那一声声唤得太熟了,像是从记忆深处唤醒了什么。

那时的季闵寒,也曾抱着这样一只狗,站在她面前说:“别难过了,给你解解闷。”

那时,他们刚刚失去了第一个孩子。

曾经,辛家出事,是季闵寒接她回了家,说:“怕什么,天塌了有我给你顶着。”

她手足无措地说:“可是我没有钱了,你可以不用再管我...”

听到这话,他停下给她擦脸的动作,把毛巾塞进她手里:“那你以后就自己擦脸吧。”

她愣了愣,小声问:“我会不会饿死啊?”

父亲去世,家族破产,那是辛霜人生中第一次真正体会到无措的滋味。

季闵寒冷冷道:“不会。”

她看着他,终于破涕为笑。

后来,为了给她更好的生活,他去找最来钱的工作。

最快的,是下矿——很危险,但他还是去了。

那是季闵寒发家的开始。他从泥里一点点爬出来,沙里淘金,一步步往上走。

他们的日子逐渐好了起来,在一起,好像也是理所当然的事情。

婚后,辛霜怀孕。

她还没来得及把这个消息告诉他,就收到了他在矿场出事的消息。

她赶到现场,照着他的样子安抚工人、稳住大局,最后还是坚持亲自下矿去救人。

那一刻,她没想过自己身上还有另一个生命。

她救回了季闵寒。

他安然无恙,她却在放松下来的那一刻晕了过去。

再醒来,孩子没了。

他守在床边,神情复杂,抱着她,一下又一下地吻她的发顶:“以后还会有的,别难过。”

可她怎么可能不难过。

她甚至还没来得及告诉他那个好消息,就让他先知道了它的失去。

她哭着对他说:“不久前他还在我肚子里踢我呢,明明那么活泼...我都想好了,要是个男孩,就叫‘球球’,多可爱。”

他没说话,只是不停地替她擦眼泪。

几天后,他带回来一只狗。

狗很活泼,蹦蹦跳跳地扑进她怀里。

“给你解解闷。”

她抱着狗,笑着说:“那就叫它球球吧。”

那是他们共同的“孩子”,是她失去孩子后留住的那道微光。

他们一起喂它、给它洗澡,训练它不要随地大小便。

球球第一次发烧时,他们两人整夜轮流守着它、喂水。

可后来,球球还是死了。

她哭得昏天黑地。

季闵寒想再买一只新的回来,被她拦住了。

她哭哑着声音说:“算了,也许球球注定不属于我们。”

而此刻,不远处,“球球”正被陆嘉怡抱在怀里。

小狗撒着娇,叫声清脆,尾巴摇得飞快。

辛霜站在原地,胸腔仿佛被掏空。

那一刻,她真的很想冲出去,质问季闵寒,为什么要这么对她。

为什么说公司有事,不能陪她去医院,却能陪陆嘉怡来看狗?

为什么要对陆嘉怡的狗那么好,为什么要对陆嘉怡那么好。

为什么要给他们的狗起那个名字。

但她没动。

脚步像被铅灌住,重得移不开半分。

最后,终究是错开了身,逃似的冲出宠物店的大门。

雨下得很大。

从天空倾盆而下,裹着冷风,打在她脸上、脖颈、指尖。

直到冲进街头,站在人群间,辛霜才后知后觉地想起,自己原本是为了躲雨才走进那家店的。

她忘了。

就像她也快要忘了,他们曾经拥有的一切——包括那个不曾出世的小生命,还有那个曾在她怀里蹦蹦跳跳的小狗。

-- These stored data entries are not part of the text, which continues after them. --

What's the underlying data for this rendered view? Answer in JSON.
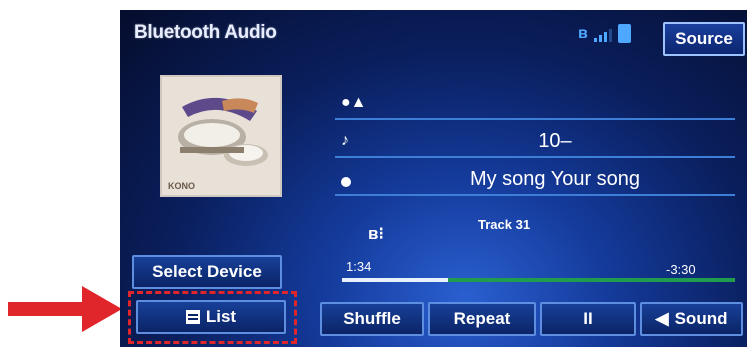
{
  "header": {
    "title": "Bluetooth Audio",
    "source_label": "Source"
  },
  "status": {
    "icons": [
      "bluetooth-icon",
      "signal-icon",
      "battery-icon"
    ],
    "accent_color": "#4fa8ff"
  },
  "album": {
    "label": "KONO"
  },
  "info": {
    "artist": "",
    "album_name": "10–",
    "song": "My song Your song"
  },
  "playback": {
    "track_label": "Track 31",
    "elapsed": "1:34",
    "remaining": "-3:30",
    "progress_fraction": 0.27
  },
  "controls": {
    "select_device_label": "Select Device",
    "list_label": "List",
    "shuffle_label": "Shuffle",
    "repeat_label": "Repeat",
    "pause_label": "II",
    "sound_label": "Sound"
  },
  "annotation": {
    "highlight_color": "#e0262a"
  }
}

可季闵寒没有忘。他记得那个名字,记得那份牵挂,却是以另一种方式、在另一个人面前,重新演了一遍他们曾经拥有的一切。

辛霜抬头看,南城的天灰蒙蒙的,雨幕重得像要压垮整座城市。

街上的行人撑着伞,形色匆匆,唯独她站在原地,一身湿透,像个异类。

雨落在她睫毛上,顺着脸颊流下来。

也许是雨,也许是泪,辛霜已经分不清了。

她只知道,那根曾经以为已经愈合的刺,此刻却狠狠地翻了出来,连着血和肉,将她内心深处那点脆弱,彻底撕碎。